2. Save consistently
Maximizing and optimizing your savings can potentially have a big impact on your long-term financial prospects. 32% of Americans who consider themselves wealthy said that consistently saving a portion of their paycheck helped them reach a level where they were comfortable with their finances.
“Getting a handle on your day-to-day spending and savings is key,” according to Gina Gillespie, Vice President, Financial Consultant, Fidelity Investments. “You should look for any chance to save more. Perhaps you’ve received a bonus or recently exercised some of your some stock options—if you have money on hand, you may be able to take advantage of this opportunity and save in your tax-advantaged accounts. Health savings accounts, if you are eligible, can be beneficial, as they may offer triple tax savings.”2
3. Invest strategically
40% of Americans who consider themselves wealthy attributed their success to investing strategically; that is, making investments that were based on clearly articulated goals and aligned to their personal tolerance for risk. Investing strategically can be a significant factor in wealth accumulation.
Strategic investing begins with a firm understanding of your wants, needs, and concerns. With those elements in mind, you can determine an appropriate asset allocation that gives you enough exposure to risk that you may benefit from long-term, compounding growth, but not so much that you end up deviating from your plan in the face of uncertainty or market volatility.
Investing strategically involves more than just finding the right asset allocation, however. “There are 3 components to managing your assets efficiently,” says Gillespie. “Deferring taxes, managing taxes, and reducing taxes.”
“Using retirement accounts, such as 401(k)s, IRAs, and HSAs, you can potentially defer taxes and help your wealth grow faster by keeping more of it invested,” says Gillespie. “Outside of those accounts, you can manage your exposure to taxes by making strategic decisions about when to buy and sell your investments or by choosing investments that are more tax-efficient.
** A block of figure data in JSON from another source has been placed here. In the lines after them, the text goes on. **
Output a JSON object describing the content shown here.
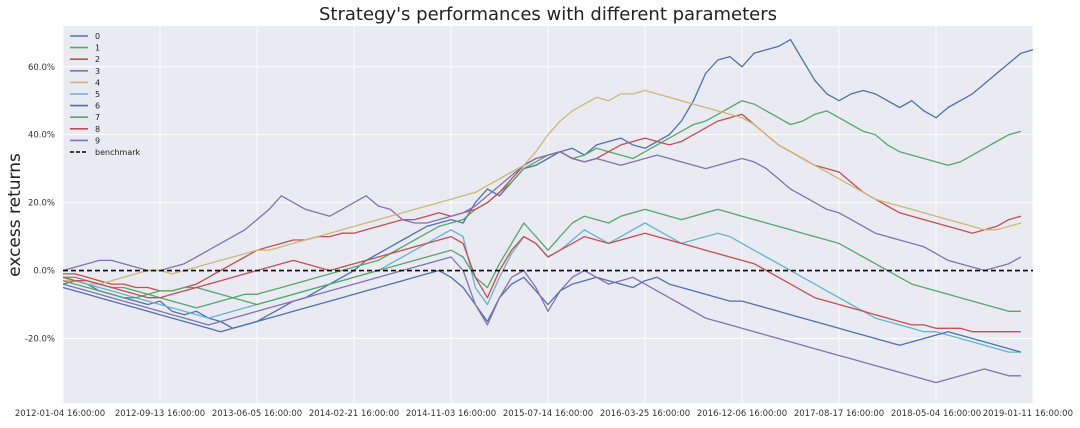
{
  "chart_data": {
    "type": "line",
    "title": "Strategy's performances with different parameters",
    "xlabel": "",
    "ylabel": "excess returns",
    "ylim": [
      -39,
      72
    ],
    "y_ticks": [
      -20,
      0,
      20,
      40,
      60
    ],
    "y_tick_labels": [
      "-20.0%",
      "0.0%",
      "20.0%",
      "40.0%",
      "60.0%"
    ],
    "x_count": 80,
    "x_ticks": [
      {
        "index": 0,
        "label": "2012-01-04 16:00:00"
      },
      {
        "index": 8,
        "label": "2012-09-13 16:00:00"
      },
      {
        "index": 16,
        "label": "2013-06-05 16:00:00"
      },
      {
        "index": 24,
        "label": "2014-02-21 16:00:00"
      },
      {
        "index": 32,
        "label": "2014-11-03 16:00:00"
      },
      {
        "index": 40,
        "label": "2015-07-14 16:00:00"
      },
      {
        "index": 48,
        "label": "2016-03-25 16:00:00"
      },
      {
        "index": 56,
        "label": "2016-12-06 16:00:00"
      },
      {
        "index": 64,
        "label": "2017-08-17 16:00:00"
      },
      {
        "index": 72,
        "label": "2018-05-04 16:00:00"
      },
      {
        "index": 80,
        "label": "2019-01-11 16:00:00"
      }
    ],
    "grid": true,
    "legend_position": "top-left",
    "series": [
      {
        "name": "0",
        "color": "#4c72b0",
        "values": [
          -4,
          -3,
          -4,
          -6,
          -7,
          -8,
          -9,
          -10,
          -9,
          -12,
          -13,
          -12,
          -14,
          -15,
          -17,
          -16,
          -15,
          -13,
          -11,
          -9,
          -8,
          -6,
          -4,
          -2,
          0,
          3,
          5,
          7,
          9,
          11,
          13,
          14,
          15,
          14,
          20,
          24,
          22,
          26,
          30,
          31,
          33,
          35,
          36,
          34,
          37,
          38,
          39,
          37,
          36,
          38,
          40,
          44,
          50,
          58,
          62,
          63,
          60,
          64,
          65,
          66,
          68,
          62,
          56,
          52,
          50,
          52,
          53,
          52,
          50,
          48,
          50,
          47,
          45,
          48,
          50,
          52,
          55,
          58,
          61,
          64,
          65
        ]
      },
      {
        "name": "1",
        "color": "#55a868",
        "values": [
          -2,
          -2,
          -3,
          -4,
          -5,
          -5,
          -6,
          -7,
          -8,
          -9,
          -10,
          -11,
          -10,
          -9,
          -8,
          -7,
          -7,
          -6,
          -5,
          -4,
          -3,
          -2,
          -1,
          0,
          1,
          2,
          3,
          5,
          7,
          9,
          11,
          13,
          14,
          15,
          18,
          20,
          23,
          26,
          30,
          32,
          34,
          35,
          33,
          34,
          36,
          35,
          34,
          33,
          35,
          37,
          39,
          41,
          43,
          44,
          46,
          48,
          50,
          49,
          47,
          45,
          43,
          44,
          46,
          47,
          45,
          43,
          41,
          40,
          37,
          35,
          34,
          33,
          32,
          31,
          32,
          34,
          36,
          38,
          40,
          41
        ]
      },
      {
        "name": "2",
        "color": "#c44e52",
        "values": [
          -1,
          -1,
          -2,
          -3,
          -4,
          -4,
          -5,
          -5,
          -6,
          -6,
          -5,
          -4,
          -2,
          0,
          2,
          4,
          6,
          7,
          8,
          9,
          9,
          10,
          10,
          11,
          11,
          12,
          13,
          14,
          15,
          15,
          16,
          17,
          16,
          17,
          18,
          20,
          23,
          27,
          31,
          33,
          34,
          35,
          33,
          32,
          33,
          35,
          37,
          38,
          39,
          38,
          37,
          38,
          40,
          42,
          44,
          45,
          46,
          43,
          40,
          37,
          35,
          33,
          31,
          30,
          29,
          26,
          23,
          21,
          19,
          17,
          16,
          15,
          14,
          13,
          12,
          11,
          12,
          13,
          15,
          16
        ]
      },
      {
        "name": "3",
        "color": "#8172b2",
        "values": [
          0,
          1,
          2,
          3,
          3,
          2,
          1,
          0,
          0,
          1,
          2,
          4,
          6,
          8,
          10,
          12,
          15,
          18,
          22,
          20,
          18,
          17,
          16,
          18,
          20,
          22,
          19,
          18,
          15,
          14,
          14,
          15,
          16,
          17,
          19,
          22,
          25,
          28,
          31,
          33,
          34,
          35,
          33,
          32,
          33,
          32,
          31,
          32,
          33,
          34,
          33,
          32,
          31,
          30,
          31,
          32,
          33,
          32,
          30,
          27,
          24,
          22,
          20,
          18,
          17,
          15,
          13,
          11,
          10,
          9,
          8,
          7,
          5,
          3,
          2,
          1,
          0,
          1,
          2,
          4
        ]
      },
      {
        "name": "4",
        "color": "#ccb974",
        "values": [
          -3,
          -3,
          -4,
          -4,
          -3,
          -2,
          -1,
          0,
          0,
          -1,
          0,
          1,
          2,
          3,
          4,
          5,
          6,
          6,
          7,
          8,
          9,
          10,
          11,
          12,
          13,
          14,
          15,
          16,
          17,
          18,
          19,
          20,
          21,
          22,
          23,
          25,
          27,
          29,
          31,
          35,
          40,
          44,
          47,
          49,
          51,
          50,
          52,
          52,
          53,
          52,
          51,
          50,
          49,
          48,
          47,
          46,
          45,
          43,
          40,
          37,
          35,
          33,
          31,
          29,
          27,
          25,
          23,
          21,
          20,
          19,
          18,
          17,
          16,
          15,
          14,
          13,
          12,
          12,
          13,
          14
        ]
      },
      {
        "name": "5",
        "color": "#64b5cd",
        "values": [
          -2,
          -3,
          -4,
          -5,
          -6,
          -7,
          -8,
          -9,
          -10,
          -11,
          -12,
          -13,
          -14,
          -13,
          -12,
          -11,
          -10,
          -9,
          -8,
          -7,
          -6,
          -5,
          -4,
          -3,
          -2,
          -1,
          0,
          2,
          4,
          6,
          8,
          10,
          12,
          10,
          -5,
          -10,
          -2,
          5,
          10,
          8,
          4,
          6,
          9,
          12,
          10,
          8,
          10,
          12,
          14,
          12,
          10,
          8,
          9,
          10,
          11,
          10,
          8,
          6,
          4,
          2,
          0,
          -2,
          -4,
          -6,
          -8,
          -10,
          -12,
          -14,
          -15,
          -16,
          -17,
          -18,
          -18,
          -19,
          -20,
          -21,
          -22,
          -23,
          -24,
          -24
        ]
      },
      {
        "name": "6",
        "color": "#4c72b0",
        "values": [
          -5,
          -6,
          -7,
          -8,
          -9,
          -10,
          -11,
          -12,
          -13,
          -14,
          -15,
          -16,
          -17,
          -18,
          -17,
          -16,
          -15,
          -14,
          -13,
          -12,
          -11,
          -10,
          -9,
          -8,
          -7,
          -6,
          -5,
          -4,
          -3,
          -2,
          -1,
          0,
          -2,
          -5,
          -10,
          -15,
          -8,
          -4,
          -2,
          -6,
          -10,
          -6,
          -4,
          -3,
          -2,
          -3,
          -4,
          -5,
          -3,
          -2,
          -4,
          -5,
          -6,
          -7,
          -8,
          -9,
          -9,
          -10,
          -11,
          -12,
          -13,
          -14,
          -15,
          -16,
          -17,
          -18,
          -19,
          -20,
          -21,
          -22,
          -21,
          -20,
          -19,
          -18,
          -19,
          -20,
          -21,
          -22,
          -23,
          -24
        ]
      },
      {
        "name": "7",
        "color": "#55a868",
        "values": [
          -3,
          -4,
          -5,
          -6,
          -7,
          -8,
          -8,
          -7,
          -6,
          -6,
          -5,
          -5,
          -6,
          -7,
          -8,
          -9,
          -10,
          -9,
          -8,
          -7,
          -6,
          -5,
          -4,
          -3,
          -2,
          -1,
          0,
          1,
          2,
          3,
          4,
          5,
          6,
          4,
          -2,
          -5,
          2,
          8,
          14,
          10,
          6,
          10,
          14,
          16,
          15,
          14,
          16,
          17,
          18,
          17,
          16,
          15,
          16,
          17,
          18,
          17,
          16,
          15,
          14,
          13,
          12,
          11,
          10,
          9,
          8,
          6,
          4,
          2,
          0,
          -2,
          -4,
          -5,
          -6,
          -7,
          -8,
          -9,
          -10,
          -11,
          -12,
          -12
        ]
      },
      {
        "name": "8",
        "color": "#c44e52",
        "values": [
          -2,
          -3,
          -3,
          -4,
          -5,
          -6,
          -7,
          -8,
          -8,
          -7,
          -6,
          -5,
          -4,
          -3,
          -2,
          -1,
          0,
          1,
          2,
          3,
          2,
          1,
          0,
          1,
          2,
          3,
          4,
          5,
          6,
          7,
          8,
          9,
          10,
          8,
          -2,
          -8,
          0,
          6,
          10,
          8,
          4,
          6,
          8,
          10,
          9,
          8,
          9,
          10,
          11,
          10,
          9,
          8,
          7,
          6,
          5,
          4,
          3,
          2,
          0,
          -2,
          -4,
          -6,
          -8,
          -9,
          -10,
          -11,
          -12,
          -13,
          -14,
          -15,
          -16,
          -16,
          -17,
          -17,
          -17,
          -18,
          -18,
          -18,
          -18,
          -18
        ]
      },
      {
        "name": "9",
        "color": "#8172b2",
        "values": [
          -4,
          -5,
          -6,
          -7,
          -8,
          -9,
          -10,
          -11,
          -12,
          -13,
          -14,
          -15,
          -16,
          -15,
          -14,
          -13,
          -12,
          -11,
          -10,
          -9,
          -8,
          -7,
          -6,
          -5,
          -4,
          -3,
          -2,
          -1,
          0,
          1,
          2,
          3,
          4,
          0,
          -10,
          -16,
          -8,
          -2,
          0,
          -5,
          -12,
          -6,
          -2,
          0,
          -2,
          -4,
          -3,
          -2,
          -4,
          -6,
          -8,
          -10,
          -12,
          -14,
          -15,
          -16,
          -17,
          -18,
          -19,
          -20,
          -21,
          -22,
          -23,
          -24,
          -25,
          -26,
          -27,
          -28,
          -29,
          -30,
          -31,
          -32,
          -33,
          -32,
          -31,
          -30,
          -29,
          -30,
          -31,
          -31
        ]
      }
    ],
    "benchmark": {
      "name": "benchmark",
      "value": 0,
      "color": "#000000"
    }
  }
}
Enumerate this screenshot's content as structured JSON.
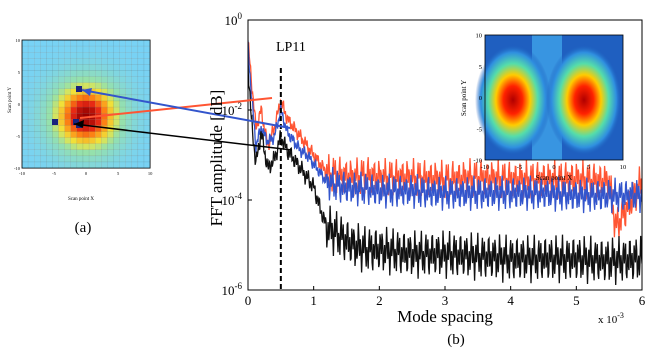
{
  "panel_a": {
    "ylabel": "Scan point Y",
    "xlabel": "Scan point X",
    "caption": "(a)",
    "xticks": [
      "-10",
      "-5",
      "0",
      "5",
      "10"
    ],
    "yticks": [
      "10",
      "5",
      "0",
      "-5",
      "-10"
    ]
  },
  "panel_b": {
    "caption": "(b)",
    "annotation": "LP11",
    "x_multiplier": "x 10",
    "x_multiplier_exp": "-3"
  },
  "inset": {
    "ylabel": "Scan point Y",
    "xlabel": "Scan point X",
    "xticks": [
      "-10",
      "-5",
      "0",
      "5",
      "10"
    ],
    "yticks": [
      "10",
      "5",
      "0",
      "-5",
      "-10"
    ]
  },
  "chart_data": {
    "type": "line",
    "title": "",
    "xlabel": "Mode spacing",
    "ylabel": "FFT amplitude [dB]",
    "xlim": [
      0,
      6
    ],
    "ylim_log10": [
      -6,
      0
    ],
    "yscale": "log",
    "grid": false,
    "xticks": [
      "0",
      "1",
      "2",
      "3",
      "4",
      "5",
      "6"
    ],
    "yticks": [
      {
        "base": "10",
        "exp": "0",
        "pow": 0
      },
      {
        "base": "10",
        "exp": "-2",
        "pow": -2
      },
      {
        "base": "10",
        "exp": "-4",
        "pow": -4
      },
      {
        "base": "10",
        "exp": "-6",
        "pow": -6
      }
    ],
    "lp11_marker_x": 0.5,
    "series": [
      {
        "color": "#ff5533",
        "x": [
          0,
          0.05,
          0.12,
          0.2,
          0.3,
          0.4,
          0.5,
          0.6,
          0.7,
          0.8,
          0.9,
          1.0,
          1.1,
          1.2,
          1.4,
          1.6,
          1.8,
          2.0,
          2.5,
          3.0,
          3.5,
          4.0,
          4.5,
          5.0,
          5.5,
          5.6,
          6.0
        ],
        "y": [
          -0.5,
          -1.3,
          -2.4,
          -2.0,
          -2.8,
          -2.4,
          -1.8,
          -2.2,
          -2.4,
          -2.6,
          -2.8,
          -3.0,
          -3.2,
          -3.4,
          -3.45,
          -3.5,
          -3.45,
          -3.5,
          -3.5,
          -3.55,
          -3.5,
          -3.55,
          -3.55,
          -3.55,
          -3.6,
          -4.6,
          -3.6
        ]
      },
      {
        "color": "#3355cc",
        "x": [
          0,
          0.05,
          0.12,
          0.2,
          0.3,
          0.4,
          0.5,
          0.6,
          0.7,
          0.8,
          0.9,
          1.0,
          1.1,
          1.2,
          1.4,
          1.6,
          1.8,
          2.0,
          2.5,
          3.0,
          3.5,
          4.0,
          4.5,
          5.0,
          5.5,
          6.0
        ],
        "y": [
          -0.6,
          -1.6,
          -2.8,
          -2.4,
          -2.7,
          -2.6,
          -2.0,
          -2.5,
          -2.7,
          -2.9,
          -3.0,
          -3.2,
          -3.4,
          -3.6,
          -3.7,
          -3.75,
          -3.75,
          -3.8,
          -3.8,
          -3.85,
          -3.85,
          -3.85,
          -3.85,
          -3.9,
          -3.9,
          -3.9
        ]
      },
      {
        "color": "#111111",
        "x": [
          0,
          0.05,
          0.12,
          0.2,
          0.3,
          0.4,
          0.5,
          0.6,
          0.7,
          0.8,
          0.9,
          1.0,
          1.1,
          1.2,
          1.4,
          1.6,
          1.8,
          2.0,
          2.5,
          3.0,
          3.5,
          4.0,
          4.5,
          5.0,
          5.5,
          6.0
        ],
        "y": [
          -1.0,
          -2.2,
          -3.2,
          -2.5,
          -3.3,
          -3.1,
          -2.6,
          -2.9,
          -3.1,
          -3.3,
          -3.5,
          -3.7,
          -4.2,
          -4.6,
          -4.8,
          -5.0,
          -5.1,
          -5.1,
          -5.2,
          -5.2,
          -5.25,
          -5.3,
          -5.3,
          -5.3,
          -5.35,
          -5.3
        ]
      }
    ]
  }
}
Finally, you can reduce taxes by implementing charitable giving strategies that can benefit the causes you care about and give you the opportunity to deduct those donations from your taxable income.”
It all starts with a plan
Having a financial plan in place can play a big role in helping you apply these lessons to your own finances. 78% of those who have a financial plan say they are confident that they’ve taken the right steps to build and protect their wealth; only about 26% of those who do not have a plan can say the same.
A financial professional may be able to help you build and maintain a plan that works for you. They can work with you to develop and test an investment plan that’s personalized for you and your family. With their knowledge of your financial circumstances and your attitudes toward wealth, they may be able to identify new opportunities to help grow your assets, opportunities that may have not been immediately obvious if you were managing everything yourself. “With a better understanding of you and your family, a professional can work with you to develop a set of financial planning strategies that are well aligned to help meet your needs,” says Gillespie.
However you manage your finances, the important thing is that you’re making an effort to implement these 3 strategies in your own life. “When it comes down to it, this is about protecting your family and preserving their assets,” says Compson. “The conversations you have with your family are an important step toward helping the next generation feel confident and prepared to take on future challenges.”